我們試來鑑別象如此的情感要求有沒有錯幻之處。大家要畱意他們印度人這種怕老病死與中國人的怕老病死很不同。從印度式的怕老病死産出了慈悲勇猛的佛教。從中國式的怕老病死産生了一般放浪淫樂唯恐不遑的騷人達士同訪藥求仙的修煉家。都因根本上當初問題大有不同的原故。中國總是想『一個人不過幾十年頂多一百年的活頭眼看要老了要死了還不赶快樂一樂麽』或者『還不想個長生不死的法 [ 104 ]子麽』你看自古的文藝如所謂詩、歌、詞、賦所表的感情何莫非前一種而自古以來的本土宗教如所謂方士、道家者流其意向何莫非後一種呢象這樣的感想姑無論其可鄙實在是錯謬不合。他的錯誤始則是誤增一個我繼則妄減一個我。『我』是從直覺認識的感覺與理智上均無『我』但直覺只認識無有判斷尤不能區劃範圍感覺亦爾。判斷區劃理智之所事也而凡直覺所認識者只許以直覺的模樣表出之不得著為理智之形式。現在他區劃如許空間如許時間為一範圍而判立一個『我』又於範圍外判『我』不存實誤以直覺上的東西著為理智之形式也。質言之『我』非所論於存不存更無範圍而他全弄錯了且從這錯的觀念上有許多試想豈不全錯了麽此段話從認識論來莫輕忽看過。印度人的感想則全與此不同中國人是理智的錯計誤慮而印度人則直覺的眞情實感也。印度人之怕死非怕死而痛無常也。
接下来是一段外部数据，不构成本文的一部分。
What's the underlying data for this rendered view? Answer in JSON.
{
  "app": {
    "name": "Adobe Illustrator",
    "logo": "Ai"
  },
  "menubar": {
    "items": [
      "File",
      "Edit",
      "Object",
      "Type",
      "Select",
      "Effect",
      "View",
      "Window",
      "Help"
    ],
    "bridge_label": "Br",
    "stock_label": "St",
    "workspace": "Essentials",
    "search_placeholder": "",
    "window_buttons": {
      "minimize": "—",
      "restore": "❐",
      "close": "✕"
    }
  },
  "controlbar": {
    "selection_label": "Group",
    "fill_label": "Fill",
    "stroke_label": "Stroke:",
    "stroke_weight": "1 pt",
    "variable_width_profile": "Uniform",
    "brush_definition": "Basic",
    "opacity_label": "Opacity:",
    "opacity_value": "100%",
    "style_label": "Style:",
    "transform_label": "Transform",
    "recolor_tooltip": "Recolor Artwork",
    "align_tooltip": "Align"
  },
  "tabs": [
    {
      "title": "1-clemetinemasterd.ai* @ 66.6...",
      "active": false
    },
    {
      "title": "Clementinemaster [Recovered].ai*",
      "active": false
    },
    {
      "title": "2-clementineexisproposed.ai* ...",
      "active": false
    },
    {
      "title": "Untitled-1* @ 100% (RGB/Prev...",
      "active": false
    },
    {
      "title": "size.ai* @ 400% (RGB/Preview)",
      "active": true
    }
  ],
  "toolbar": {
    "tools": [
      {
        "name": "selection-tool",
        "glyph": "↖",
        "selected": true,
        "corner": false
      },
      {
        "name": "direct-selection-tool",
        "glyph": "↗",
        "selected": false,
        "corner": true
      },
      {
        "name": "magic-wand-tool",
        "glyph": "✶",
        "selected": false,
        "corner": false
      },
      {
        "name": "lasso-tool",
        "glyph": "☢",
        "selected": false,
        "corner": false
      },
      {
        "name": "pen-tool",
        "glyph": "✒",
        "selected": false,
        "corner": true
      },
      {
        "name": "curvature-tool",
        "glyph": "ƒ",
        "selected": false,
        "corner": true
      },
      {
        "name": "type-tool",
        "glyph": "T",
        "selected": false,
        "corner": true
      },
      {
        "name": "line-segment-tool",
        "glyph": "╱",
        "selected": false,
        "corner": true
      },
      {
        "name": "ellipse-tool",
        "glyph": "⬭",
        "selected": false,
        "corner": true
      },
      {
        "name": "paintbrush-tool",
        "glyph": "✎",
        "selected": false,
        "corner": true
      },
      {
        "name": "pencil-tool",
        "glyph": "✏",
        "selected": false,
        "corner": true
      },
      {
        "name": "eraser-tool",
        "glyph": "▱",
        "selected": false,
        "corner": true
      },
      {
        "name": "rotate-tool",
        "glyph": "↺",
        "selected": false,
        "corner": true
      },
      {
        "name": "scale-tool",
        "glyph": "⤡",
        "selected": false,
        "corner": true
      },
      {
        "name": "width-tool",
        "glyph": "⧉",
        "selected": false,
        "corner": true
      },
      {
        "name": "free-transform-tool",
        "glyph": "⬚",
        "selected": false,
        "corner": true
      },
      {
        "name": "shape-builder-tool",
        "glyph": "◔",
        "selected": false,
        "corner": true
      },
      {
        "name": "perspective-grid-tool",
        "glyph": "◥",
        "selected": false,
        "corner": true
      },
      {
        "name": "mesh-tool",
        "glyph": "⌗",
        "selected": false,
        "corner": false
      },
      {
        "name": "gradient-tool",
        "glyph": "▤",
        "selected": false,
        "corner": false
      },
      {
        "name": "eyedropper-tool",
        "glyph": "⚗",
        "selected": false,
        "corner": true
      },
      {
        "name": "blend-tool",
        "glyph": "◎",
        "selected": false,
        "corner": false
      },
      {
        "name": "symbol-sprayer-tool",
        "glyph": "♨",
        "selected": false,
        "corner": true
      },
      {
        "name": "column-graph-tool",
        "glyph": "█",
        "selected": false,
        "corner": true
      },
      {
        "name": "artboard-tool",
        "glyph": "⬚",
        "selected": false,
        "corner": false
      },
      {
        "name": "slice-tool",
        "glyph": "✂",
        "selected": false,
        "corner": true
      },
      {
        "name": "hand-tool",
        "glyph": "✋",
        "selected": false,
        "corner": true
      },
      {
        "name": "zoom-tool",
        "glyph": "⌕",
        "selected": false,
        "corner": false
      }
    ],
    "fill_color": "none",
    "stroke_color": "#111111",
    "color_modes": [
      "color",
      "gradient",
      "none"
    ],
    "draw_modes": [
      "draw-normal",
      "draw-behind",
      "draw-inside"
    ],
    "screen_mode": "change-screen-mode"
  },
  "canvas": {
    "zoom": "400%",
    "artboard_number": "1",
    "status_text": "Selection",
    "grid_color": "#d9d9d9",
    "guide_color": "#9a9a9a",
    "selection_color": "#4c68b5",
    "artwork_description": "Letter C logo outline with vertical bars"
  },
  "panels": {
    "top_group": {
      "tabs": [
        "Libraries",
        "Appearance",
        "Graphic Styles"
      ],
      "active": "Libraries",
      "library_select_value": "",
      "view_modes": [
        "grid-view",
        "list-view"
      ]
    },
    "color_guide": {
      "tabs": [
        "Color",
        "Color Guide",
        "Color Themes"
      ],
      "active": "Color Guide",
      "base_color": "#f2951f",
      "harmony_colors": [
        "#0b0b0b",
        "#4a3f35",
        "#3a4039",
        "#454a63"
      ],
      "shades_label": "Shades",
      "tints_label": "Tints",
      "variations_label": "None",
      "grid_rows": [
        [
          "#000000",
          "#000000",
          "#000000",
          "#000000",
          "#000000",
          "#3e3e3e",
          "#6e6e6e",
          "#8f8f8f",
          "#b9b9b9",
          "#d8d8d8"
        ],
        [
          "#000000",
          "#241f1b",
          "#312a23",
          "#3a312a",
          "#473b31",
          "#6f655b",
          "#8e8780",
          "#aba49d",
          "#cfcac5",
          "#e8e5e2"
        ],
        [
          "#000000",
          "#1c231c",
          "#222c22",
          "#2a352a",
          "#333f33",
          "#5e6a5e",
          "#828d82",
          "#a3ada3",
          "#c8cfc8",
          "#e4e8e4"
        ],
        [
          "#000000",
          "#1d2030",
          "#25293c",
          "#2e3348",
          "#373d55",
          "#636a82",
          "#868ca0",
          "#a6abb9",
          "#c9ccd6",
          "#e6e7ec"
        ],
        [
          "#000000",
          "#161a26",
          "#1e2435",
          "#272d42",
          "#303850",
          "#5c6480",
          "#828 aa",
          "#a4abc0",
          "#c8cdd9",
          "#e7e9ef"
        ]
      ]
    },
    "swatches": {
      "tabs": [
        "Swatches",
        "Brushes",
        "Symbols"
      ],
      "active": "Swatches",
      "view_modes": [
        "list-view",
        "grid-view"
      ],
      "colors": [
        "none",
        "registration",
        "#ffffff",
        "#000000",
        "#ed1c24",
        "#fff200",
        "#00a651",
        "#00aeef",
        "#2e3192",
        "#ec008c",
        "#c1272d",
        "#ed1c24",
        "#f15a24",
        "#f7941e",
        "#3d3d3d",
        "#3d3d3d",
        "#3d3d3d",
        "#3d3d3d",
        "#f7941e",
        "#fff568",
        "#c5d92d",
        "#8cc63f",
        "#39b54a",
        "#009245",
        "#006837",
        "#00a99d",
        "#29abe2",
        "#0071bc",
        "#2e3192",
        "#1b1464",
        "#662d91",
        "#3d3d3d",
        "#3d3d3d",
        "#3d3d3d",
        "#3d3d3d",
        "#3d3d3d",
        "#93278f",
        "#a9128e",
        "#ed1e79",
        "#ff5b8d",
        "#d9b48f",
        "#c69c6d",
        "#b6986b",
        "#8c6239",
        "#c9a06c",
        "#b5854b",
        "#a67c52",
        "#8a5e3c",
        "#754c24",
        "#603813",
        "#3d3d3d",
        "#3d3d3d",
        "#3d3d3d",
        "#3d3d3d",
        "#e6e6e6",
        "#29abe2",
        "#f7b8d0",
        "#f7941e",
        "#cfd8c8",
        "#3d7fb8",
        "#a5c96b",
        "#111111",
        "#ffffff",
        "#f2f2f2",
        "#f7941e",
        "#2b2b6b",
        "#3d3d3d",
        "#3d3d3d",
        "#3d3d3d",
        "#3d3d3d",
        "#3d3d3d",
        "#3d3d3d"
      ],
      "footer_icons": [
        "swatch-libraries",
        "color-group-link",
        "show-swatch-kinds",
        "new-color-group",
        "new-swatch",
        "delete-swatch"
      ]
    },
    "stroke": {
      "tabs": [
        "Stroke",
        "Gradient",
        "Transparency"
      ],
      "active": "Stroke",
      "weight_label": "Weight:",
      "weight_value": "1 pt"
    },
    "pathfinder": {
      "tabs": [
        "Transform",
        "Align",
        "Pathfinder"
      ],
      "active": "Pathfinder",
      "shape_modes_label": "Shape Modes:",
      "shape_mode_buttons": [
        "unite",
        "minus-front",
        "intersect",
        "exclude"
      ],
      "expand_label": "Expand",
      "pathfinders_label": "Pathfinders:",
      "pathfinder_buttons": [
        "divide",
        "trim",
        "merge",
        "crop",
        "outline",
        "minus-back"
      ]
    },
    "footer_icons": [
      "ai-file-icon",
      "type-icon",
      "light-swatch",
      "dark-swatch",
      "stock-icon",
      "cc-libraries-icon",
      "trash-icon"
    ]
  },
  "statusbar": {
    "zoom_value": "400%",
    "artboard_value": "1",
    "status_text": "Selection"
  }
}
於當下所親愛者之死而痛之於當下有人哀哭其親愛之死而痛之不是於自己未來之死而慮之當他痛不能忍的時候他覺得這樣世界他不能往下活誠得一瞑不顧者彼早自裁矣。但怕死不了耳死了仍不得完耳。死不是這樣容易的必滅絶所以生者而後得死所以他堅忍辛勤的求出世即求死。彼非怕死實怕活也與中國之慮死戀生者適得其反焉。故道家之出世寧名之為戀世。此輩自慮其死者蓋全不怕這些年中會要看見幾多他人之死於朋友之死於所親愛者之死想來都是不動心的了何其異乎印度人之所為耶故一為寡情一為多情其不同有如此者不可不辨也。寡情故運理智而計慮未來多情故憑直覺而直感當下。此種眞情實感吾人姑不論其可仰。抑亦無從尋摘其知識上之疵斑。還有一層情志之從理智錯計來者可以駁回轉易中國人凡稍得力於孔家者便可不 [ 105 ]萌此鄙念。而情志之從直覺的實感來者全不能拒卻轉易。質言之前者是有法可想的後者乃全無辦法也。而客觀一面亦復絶對無能改變。子無謂科學進步可以徵服天行也。宇宙不是一個東西而是許多事情不是恆在而是相續吾儕言之久矣。宇宙但是相續亦無相續者相續即無常矣。宇宙即無常更無一毫別的在。而吾人則欲得宇宙於無常之外於情乃安此絶途也。吾固知若今日人類之老病死可以科學進步而變之也獨若老病死之所以為老病死者絶不變則老病死固不變也。若問後此世界此種印度式情感將若何我們可以很決斷不疑的明白告訴你那時節要大盛而特盛。我且來不及同你講人類生活的步驟文化的變遷怎樣的必且走到印度人這條路上來。我只告訴你這不是印度人獨有的癖情怪想這不過人人皆有的感情的一個擴充發達罷了。除非你不要情感發達或許走不到這裏來但人類自己一天一天定要往感覺敏鋭情感充達那邊走是攔不住的。那麽這種感想也是攔不住的會要臨到大家頭上來。我告訴你你莫以為人類所遇到的問題經人類一天一天去解決便一天從容似一天所謂問題的解決除掉引入一更難的問題外沒有他義最後引到這個無解決的問題為止。除非你莫要去解決問題還可以離得這頂困厄的問題遠些但是人類一天一天都在那裏奮力解決問題那是攔不住的。那麽這個問題便眼看到我們前面了我們遇到這種不可抗的問題沒有別的只有出世。即是宗教到這時節成了不可抗的必要了。如此我們硏尋許久只有這一種和前一種當初佛教人情志上所發的兩問題是宗教的眞必要所在宗教的必要只在此處更無其他。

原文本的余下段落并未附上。